The default hash algorithm is MD5.
As an alternative, the doubleganger framework can use SQL triggers that are specific to the database technology. They modify the original database to monitor its changes, hence replacing the message digest calculation.
When a synchronization is performed, the framework generates a hash for every row in the monitored tables, both on the client and on the server. It then compares it with the hash stored in the metadata table. If both don't match, a new change is added to the change list that will be sent to the other part and the new hash is stored into the metadata table.

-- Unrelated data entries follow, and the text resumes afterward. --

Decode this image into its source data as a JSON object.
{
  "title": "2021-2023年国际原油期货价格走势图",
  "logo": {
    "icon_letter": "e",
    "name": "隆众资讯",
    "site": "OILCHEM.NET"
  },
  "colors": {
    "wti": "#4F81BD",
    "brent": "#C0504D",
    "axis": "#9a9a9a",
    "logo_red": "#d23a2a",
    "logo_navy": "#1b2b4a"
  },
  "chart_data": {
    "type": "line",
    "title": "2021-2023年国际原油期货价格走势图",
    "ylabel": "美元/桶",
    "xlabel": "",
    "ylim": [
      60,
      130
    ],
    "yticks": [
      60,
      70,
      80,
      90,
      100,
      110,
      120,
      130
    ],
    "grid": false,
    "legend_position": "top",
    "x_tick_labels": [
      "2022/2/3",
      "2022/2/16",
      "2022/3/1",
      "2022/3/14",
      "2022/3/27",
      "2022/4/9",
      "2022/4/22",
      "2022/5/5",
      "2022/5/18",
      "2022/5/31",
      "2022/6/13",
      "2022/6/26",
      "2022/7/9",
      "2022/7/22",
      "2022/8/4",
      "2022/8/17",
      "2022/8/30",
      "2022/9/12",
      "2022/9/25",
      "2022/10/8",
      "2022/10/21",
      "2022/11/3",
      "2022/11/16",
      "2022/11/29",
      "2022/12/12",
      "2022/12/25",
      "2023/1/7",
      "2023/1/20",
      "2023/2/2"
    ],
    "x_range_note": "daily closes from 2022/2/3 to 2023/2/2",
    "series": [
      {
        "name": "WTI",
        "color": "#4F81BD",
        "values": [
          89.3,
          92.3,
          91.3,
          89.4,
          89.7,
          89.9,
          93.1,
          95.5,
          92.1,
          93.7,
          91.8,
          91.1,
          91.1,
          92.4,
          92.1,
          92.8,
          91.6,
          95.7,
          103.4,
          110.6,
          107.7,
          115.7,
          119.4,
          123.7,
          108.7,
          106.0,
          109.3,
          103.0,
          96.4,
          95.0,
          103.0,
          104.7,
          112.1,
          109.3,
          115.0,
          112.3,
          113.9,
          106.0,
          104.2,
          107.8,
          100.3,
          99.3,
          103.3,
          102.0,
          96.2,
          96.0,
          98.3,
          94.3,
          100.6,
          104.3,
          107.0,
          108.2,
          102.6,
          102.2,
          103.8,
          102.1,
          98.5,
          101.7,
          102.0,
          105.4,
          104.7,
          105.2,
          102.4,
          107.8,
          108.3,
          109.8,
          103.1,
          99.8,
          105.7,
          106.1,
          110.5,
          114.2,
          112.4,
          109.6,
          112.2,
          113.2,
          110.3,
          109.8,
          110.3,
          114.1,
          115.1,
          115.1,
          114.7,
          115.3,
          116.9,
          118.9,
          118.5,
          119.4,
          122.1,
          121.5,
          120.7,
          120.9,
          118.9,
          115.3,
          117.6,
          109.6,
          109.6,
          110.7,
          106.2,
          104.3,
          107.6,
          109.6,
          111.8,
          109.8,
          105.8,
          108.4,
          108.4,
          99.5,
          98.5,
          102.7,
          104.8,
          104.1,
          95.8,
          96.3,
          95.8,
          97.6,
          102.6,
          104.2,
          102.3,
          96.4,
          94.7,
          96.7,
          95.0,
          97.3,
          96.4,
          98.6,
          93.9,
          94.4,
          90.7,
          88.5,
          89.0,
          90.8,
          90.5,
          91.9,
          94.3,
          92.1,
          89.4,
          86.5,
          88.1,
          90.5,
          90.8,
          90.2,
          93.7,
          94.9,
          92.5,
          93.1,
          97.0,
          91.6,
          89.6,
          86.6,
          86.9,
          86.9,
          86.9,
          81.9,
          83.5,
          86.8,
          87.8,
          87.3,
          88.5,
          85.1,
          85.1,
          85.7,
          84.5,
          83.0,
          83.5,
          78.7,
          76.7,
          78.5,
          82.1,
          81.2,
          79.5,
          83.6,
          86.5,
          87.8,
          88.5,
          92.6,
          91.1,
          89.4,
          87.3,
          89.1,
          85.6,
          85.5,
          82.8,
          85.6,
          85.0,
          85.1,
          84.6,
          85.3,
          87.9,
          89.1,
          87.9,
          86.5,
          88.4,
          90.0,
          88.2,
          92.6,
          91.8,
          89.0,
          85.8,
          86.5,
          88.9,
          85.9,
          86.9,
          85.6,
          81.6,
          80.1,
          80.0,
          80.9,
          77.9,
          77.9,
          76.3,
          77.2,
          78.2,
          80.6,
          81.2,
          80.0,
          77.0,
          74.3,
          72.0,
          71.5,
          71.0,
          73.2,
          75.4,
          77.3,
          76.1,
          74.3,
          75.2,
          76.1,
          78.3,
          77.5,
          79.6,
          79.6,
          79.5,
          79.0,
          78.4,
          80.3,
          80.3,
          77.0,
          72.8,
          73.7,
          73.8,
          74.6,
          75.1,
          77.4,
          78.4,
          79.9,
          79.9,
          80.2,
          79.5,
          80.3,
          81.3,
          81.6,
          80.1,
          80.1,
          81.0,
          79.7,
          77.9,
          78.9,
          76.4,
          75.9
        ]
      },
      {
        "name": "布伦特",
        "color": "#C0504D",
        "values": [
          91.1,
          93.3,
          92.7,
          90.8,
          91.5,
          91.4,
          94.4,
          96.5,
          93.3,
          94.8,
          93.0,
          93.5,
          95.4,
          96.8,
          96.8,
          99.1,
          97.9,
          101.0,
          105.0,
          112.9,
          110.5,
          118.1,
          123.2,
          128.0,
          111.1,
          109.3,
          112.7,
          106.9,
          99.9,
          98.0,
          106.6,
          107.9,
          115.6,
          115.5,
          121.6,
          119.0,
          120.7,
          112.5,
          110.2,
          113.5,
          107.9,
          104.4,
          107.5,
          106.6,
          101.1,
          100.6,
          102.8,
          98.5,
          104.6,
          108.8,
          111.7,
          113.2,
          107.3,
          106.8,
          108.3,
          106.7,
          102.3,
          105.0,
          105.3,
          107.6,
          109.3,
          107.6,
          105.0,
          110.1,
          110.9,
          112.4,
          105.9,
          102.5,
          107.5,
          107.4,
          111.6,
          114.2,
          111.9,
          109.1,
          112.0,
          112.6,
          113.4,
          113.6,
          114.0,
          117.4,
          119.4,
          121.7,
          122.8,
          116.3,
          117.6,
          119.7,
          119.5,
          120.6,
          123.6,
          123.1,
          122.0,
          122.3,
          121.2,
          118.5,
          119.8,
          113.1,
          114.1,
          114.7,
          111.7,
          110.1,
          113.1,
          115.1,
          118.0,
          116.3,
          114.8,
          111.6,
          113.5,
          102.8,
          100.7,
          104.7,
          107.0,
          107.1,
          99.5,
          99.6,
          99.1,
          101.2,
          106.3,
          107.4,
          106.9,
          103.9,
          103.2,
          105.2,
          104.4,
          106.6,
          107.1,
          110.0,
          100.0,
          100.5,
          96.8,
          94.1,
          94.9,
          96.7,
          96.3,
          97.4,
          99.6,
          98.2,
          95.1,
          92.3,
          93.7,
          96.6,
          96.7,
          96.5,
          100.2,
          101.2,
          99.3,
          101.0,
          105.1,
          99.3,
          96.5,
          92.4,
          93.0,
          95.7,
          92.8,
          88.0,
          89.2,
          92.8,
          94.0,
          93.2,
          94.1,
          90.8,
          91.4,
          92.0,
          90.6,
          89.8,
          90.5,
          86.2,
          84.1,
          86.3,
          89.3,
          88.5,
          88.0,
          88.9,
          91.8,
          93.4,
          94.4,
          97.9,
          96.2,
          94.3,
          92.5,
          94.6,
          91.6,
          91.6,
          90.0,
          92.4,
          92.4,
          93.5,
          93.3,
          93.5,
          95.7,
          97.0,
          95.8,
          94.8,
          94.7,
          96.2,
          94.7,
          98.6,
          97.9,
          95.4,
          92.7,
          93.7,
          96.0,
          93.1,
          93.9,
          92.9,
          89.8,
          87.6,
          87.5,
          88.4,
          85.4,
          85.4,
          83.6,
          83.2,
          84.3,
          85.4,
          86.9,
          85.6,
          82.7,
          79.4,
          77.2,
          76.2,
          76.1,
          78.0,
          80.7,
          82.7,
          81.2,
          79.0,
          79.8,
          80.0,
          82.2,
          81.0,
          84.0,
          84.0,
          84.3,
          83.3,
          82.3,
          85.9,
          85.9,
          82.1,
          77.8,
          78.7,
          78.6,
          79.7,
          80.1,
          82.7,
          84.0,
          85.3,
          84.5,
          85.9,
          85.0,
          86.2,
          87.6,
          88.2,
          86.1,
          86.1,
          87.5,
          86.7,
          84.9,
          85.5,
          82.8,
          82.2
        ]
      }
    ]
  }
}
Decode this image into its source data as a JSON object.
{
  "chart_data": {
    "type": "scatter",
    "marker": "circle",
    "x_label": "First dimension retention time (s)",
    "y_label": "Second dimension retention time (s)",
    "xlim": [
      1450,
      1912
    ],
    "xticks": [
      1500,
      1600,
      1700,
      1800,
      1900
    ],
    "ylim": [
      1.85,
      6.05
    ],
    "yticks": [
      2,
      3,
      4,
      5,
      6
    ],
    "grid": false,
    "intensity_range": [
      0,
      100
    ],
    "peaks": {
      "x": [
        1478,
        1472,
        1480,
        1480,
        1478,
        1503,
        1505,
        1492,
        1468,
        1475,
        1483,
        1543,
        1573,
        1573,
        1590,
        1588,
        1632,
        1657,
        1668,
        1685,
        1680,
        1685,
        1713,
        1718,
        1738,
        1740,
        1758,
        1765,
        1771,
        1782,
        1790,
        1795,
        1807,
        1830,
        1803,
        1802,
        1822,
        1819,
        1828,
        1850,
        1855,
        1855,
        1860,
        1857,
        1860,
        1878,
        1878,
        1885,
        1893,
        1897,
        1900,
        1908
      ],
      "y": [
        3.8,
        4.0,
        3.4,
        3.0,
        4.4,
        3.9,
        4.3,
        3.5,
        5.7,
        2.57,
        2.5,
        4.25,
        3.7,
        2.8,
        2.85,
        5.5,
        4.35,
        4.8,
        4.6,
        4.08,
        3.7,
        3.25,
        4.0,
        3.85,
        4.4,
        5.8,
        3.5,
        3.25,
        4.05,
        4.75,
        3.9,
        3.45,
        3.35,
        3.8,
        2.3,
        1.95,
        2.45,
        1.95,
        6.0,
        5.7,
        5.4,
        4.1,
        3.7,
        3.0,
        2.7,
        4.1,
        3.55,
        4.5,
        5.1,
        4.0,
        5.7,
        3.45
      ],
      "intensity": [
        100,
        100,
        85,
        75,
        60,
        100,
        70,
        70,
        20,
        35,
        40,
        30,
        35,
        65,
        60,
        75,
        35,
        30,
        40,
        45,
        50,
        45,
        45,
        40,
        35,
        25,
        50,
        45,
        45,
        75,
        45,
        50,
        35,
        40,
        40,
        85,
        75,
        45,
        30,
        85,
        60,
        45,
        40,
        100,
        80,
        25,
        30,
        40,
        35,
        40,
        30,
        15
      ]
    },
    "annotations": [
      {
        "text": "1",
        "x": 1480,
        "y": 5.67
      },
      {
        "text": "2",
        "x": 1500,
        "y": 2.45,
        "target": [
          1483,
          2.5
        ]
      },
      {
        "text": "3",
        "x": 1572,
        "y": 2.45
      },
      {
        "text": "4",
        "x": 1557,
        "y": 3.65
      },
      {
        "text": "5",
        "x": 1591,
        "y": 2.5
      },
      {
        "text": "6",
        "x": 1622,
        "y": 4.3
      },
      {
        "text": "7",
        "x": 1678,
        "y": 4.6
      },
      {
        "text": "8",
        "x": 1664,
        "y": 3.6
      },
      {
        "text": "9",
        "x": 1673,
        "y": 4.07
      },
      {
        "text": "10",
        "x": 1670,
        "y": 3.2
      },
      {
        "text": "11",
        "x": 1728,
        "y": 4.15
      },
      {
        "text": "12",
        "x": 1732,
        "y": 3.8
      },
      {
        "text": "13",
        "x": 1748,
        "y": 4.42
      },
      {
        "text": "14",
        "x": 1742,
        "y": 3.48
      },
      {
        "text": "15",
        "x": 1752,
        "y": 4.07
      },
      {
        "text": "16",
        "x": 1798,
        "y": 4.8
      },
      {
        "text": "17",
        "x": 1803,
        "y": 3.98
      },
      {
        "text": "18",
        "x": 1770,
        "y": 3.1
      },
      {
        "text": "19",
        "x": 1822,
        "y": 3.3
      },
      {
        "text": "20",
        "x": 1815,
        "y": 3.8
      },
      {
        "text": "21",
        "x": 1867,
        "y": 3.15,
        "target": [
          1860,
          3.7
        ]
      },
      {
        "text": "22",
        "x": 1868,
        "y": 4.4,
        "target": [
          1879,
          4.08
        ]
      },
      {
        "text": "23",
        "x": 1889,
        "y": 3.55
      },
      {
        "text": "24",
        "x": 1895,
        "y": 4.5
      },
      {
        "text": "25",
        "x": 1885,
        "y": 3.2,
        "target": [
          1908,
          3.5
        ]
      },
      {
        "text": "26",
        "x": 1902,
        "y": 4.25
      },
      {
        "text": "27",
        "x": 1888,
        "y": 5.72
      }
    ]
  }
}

The doubleganger framework currently supports the use of triggers for MySQL and PostgreSQL databases. You can activate the triggers separately on the server and on the client (see Framework configuration for more details).
The triggers monitor changes to the databases and mirror them into the corresponding metadata tables. When a synchronization starts, the framework doesn't need to generate and compare hashes anymore, since every changed row is flagged as such by the triggers. While the hash overhead disappears, speeding up the synchronization process, the overall use of the monitored databases is slowed down, as every modification triggers a matching event in the metadata tables.
Which solution should you implement?
- if the data synchronization seldom happens and the one time overhead of calculating the message digest for every row is irrelevant, you should use Message Digest and avoid triggers.
- if the synchronization happens often and the constant overhead of triggers being activated at every change in your database is irrelevant, you should use triggers.